George MacIntyre

No. 15 – Tennessee Volunteers
- Position: Quarterback
- Class: Redshirt Freshman

Personal information
- Listed height: 6 ft 6 in (1.98 m)
- Listed weight: 201 lb (91 kg)

Career information
- High school: Brentwood Academy (Brentwood, Tennessee)
- College: Tennessee (2025–present);
- Stats at ESPN

= George MacIntyre (quarterback) =

American football player

George MacIntyre is an American college football quarterback for the Tennessee Volunteers.

==Early life==
MacIntyre attended Brentwood Academy in Brentwood, Tennessee. During his high school football, career he passed for 8,293 yards with 62 touchdowns over 36 career games.
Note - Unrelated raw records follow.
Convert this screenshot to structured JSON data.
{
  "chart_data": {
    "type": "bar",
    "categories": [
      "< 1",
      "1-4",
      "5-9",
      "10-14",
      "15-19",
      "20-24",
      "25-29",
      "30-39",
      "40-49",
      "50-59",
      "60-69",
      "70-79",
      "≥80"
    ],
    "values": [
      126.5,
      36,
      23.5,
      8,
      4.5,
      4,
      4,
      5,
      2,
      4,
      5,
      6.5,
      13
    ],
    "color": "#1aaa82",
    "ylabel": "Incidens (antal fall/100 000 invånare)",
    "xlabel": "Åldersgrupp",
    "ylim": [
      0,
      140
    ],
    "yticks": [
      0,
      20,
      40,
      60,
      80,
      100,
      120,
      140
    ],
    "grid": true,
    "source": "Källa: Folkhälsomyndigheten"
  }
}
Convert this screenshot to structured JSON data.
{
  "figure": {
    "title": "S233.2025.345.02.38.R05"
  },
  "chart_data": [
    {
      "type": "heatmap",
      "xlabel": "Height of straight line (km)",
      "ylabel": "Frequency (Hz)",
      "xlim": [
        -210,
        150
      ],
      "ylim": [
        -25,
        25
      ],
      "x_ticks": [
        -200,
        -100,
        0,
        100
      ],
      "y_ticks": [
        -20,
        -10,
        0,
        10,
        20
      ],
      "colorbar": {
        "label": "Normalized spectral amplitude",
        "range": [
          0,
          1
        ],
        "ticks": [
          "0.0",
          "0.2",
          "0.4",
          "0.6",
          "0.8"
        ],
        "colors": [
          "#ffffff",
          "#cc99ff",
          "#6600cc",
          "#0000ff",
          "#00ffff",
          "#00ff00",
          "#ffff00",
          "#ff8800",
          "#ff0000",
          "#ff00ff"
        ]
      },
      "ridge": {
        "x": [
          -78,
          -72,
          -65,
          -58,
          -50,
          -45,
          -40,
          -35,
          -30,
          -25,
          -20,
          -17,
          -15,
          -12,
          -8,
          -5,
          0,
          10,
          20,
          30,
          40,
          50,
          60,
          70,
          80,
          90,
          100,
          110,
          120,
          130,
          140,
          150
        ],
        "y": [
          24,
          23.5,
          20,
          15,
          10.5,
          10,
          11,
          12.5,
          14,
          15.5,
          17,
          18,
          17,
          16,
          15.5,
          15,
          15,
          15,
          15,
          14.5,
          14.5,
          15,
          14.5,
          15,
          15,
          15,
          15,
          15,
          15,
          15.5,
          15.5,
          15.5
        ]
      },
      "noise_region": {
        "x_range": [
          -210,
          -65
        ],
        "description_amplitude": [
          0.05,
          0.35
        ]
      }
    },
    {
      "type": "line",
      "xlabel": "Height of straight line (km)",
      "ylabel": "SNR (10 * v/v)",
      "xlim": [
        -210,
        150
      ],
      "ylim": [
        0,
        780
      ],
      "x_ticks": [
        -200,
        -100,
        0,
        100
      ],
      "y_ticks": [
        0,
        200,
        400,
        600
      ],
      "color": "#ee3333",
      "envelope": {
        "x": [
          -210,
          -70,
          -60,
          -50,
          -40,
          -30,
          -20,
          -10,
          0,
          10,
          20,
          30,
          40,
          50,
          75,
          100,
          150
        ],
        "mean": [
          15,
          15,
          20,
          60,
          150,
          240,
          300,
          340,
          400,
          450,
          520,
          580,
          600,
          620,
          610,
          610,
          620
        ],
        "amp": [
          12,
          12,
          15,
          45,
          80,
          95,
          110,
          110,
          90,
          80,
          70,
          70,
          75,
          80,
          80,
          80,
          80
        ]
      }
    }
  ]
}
He committed to the University of Tennessee to play college football.

==College career==
MacIntyre played in two games his first year at Tennessee in 2025 as a backup to Joey Aguilar. He completed seven of nine passes for 69 yards.
===Statistics===

Season: Team; Games; Passing; Rushing
GP: GS; Record; Cmp; Att; Pct; Yds; Y/A; TD; Int; Rtg; Att; Yds; Avg; TD
2025: Tennessee; 2; 0; –; 7; 9; 77.8; 69; 7.7; 0; 0; 142.2; 0; 0; 0.0; 0
2026: Tennessee; 0; 0; –; 0; 0; 0.0; 0; 0.0; 0; 0; 0.0; 0; 0; 0.0; 0
Career: 2; 0; 0−0; 7; 9; 77.8; 69; 7.7; 0; 0; 142.2; 0; 0; 0.0; 0

==Personal life==
His grandfather, George MacIntyre and uncle Mike MacIntyre, were both college coaches.